Cities and states around the country have taken steps to ban certain single-use plastics – straws, plastic bags, polystyrene take-out containers and more. These policies are aimed at reducing the flow of plastic into our waterways and the waste stream. But do they work?
In this blog series, we present four examples of single-use plastics bans that are reducing plastic pollution.
Polystyrene, or as it is known commercially, Styrofoam, is a petroleum-based plastic product that is incredibly lightweight and commonly used to insulate food and beverages. It is greatly harmful to the environment, contributing to marine debris and often polluting waterways and landfills.
The Anacostia River in Washington, D.C. flows through Maryland and empties into the Potomac River. In December 2011, before D.C. placed an effective ban on polystyrene food container products, foam and other expanded polystyrene products made up 37% of all waste collected from the river by the Anacostia Watershed Society.
Washington, D.C., instituted a polystyrene ban as part of the Sustainable D.C. Omnibus Act of 2014. This act included a ban on expanded and extruded polystyrene that took effect in 2016, requirements for recyclable and compostable foodware by 2017 and a ban on single-use plastic straws to take effect on January 1, 2019. D.C. is one of a number of jurisdictions across the country that have implemented bans on polystyrene products in recent years, including Maine, Maryland and Vermont.

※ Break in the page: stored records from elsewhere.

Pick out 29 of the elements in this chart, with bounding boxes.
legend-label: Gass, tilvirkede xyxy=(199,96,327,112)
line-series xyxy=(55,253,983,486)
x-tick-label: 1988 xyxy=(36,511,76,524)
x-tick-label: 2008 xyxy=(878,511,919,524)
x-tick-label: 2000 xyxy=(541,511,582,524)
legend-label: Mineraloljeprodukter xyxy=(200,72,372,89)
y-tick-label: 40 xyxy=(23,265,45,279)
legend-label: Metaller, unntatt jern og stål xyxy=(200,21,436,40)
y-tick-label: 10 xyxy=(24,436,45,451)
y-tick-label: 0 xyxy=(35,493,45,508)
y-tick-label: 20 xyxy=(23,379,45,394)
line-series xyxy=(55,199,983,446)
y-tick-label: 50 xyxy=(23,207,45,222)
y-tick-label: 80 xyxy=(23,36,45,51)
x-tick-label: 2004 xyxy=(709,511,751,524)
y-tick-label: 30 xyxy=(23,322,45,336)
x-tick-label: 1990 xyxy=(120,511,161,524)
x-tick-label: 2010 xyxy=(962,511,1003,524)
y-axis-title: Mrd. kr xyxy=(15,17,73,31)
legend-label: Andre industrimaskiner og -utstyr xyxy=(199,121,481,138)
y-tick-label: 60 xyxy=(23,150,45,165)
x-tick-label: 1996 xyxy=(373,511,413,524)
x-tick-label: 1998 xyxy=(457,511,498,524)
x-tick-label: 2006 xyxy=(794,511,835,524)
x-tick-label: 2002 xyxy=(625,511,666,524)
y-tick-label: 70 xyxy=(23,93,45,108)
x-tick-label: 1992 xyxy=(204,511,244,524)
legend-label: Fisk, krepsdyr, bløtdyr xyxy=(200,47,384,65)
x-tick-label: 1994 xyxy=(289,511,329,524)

Data From Trash Traps Collected and Recorded by the Anacostia Watershed Society 
In the first year after the ban, the portion of polystyrene caught in trash traps in the Anacostia River decreased by more than half (see figure above). (There was also a significant reduction around 2015 before the ban took place; this could have been due to a number of things, including consumer pressure, companies anticipating the ban or companies changing their practices on their own.) In 2016, polystyrene only made up 7% of the collected waste, falling from 15% in 2015. This percentage fell by half again to 3% in 2020. Businesses also quickly became compliant with the ban, with the compliance rate increasing from 60% in 2015 to 96% in 2020.
The ban was amended in 2021 to include the retail sale of foamware such as coolers, ice chests and packing peanuts, measures that should further reduce the flow of foam into D.C. 's rivers.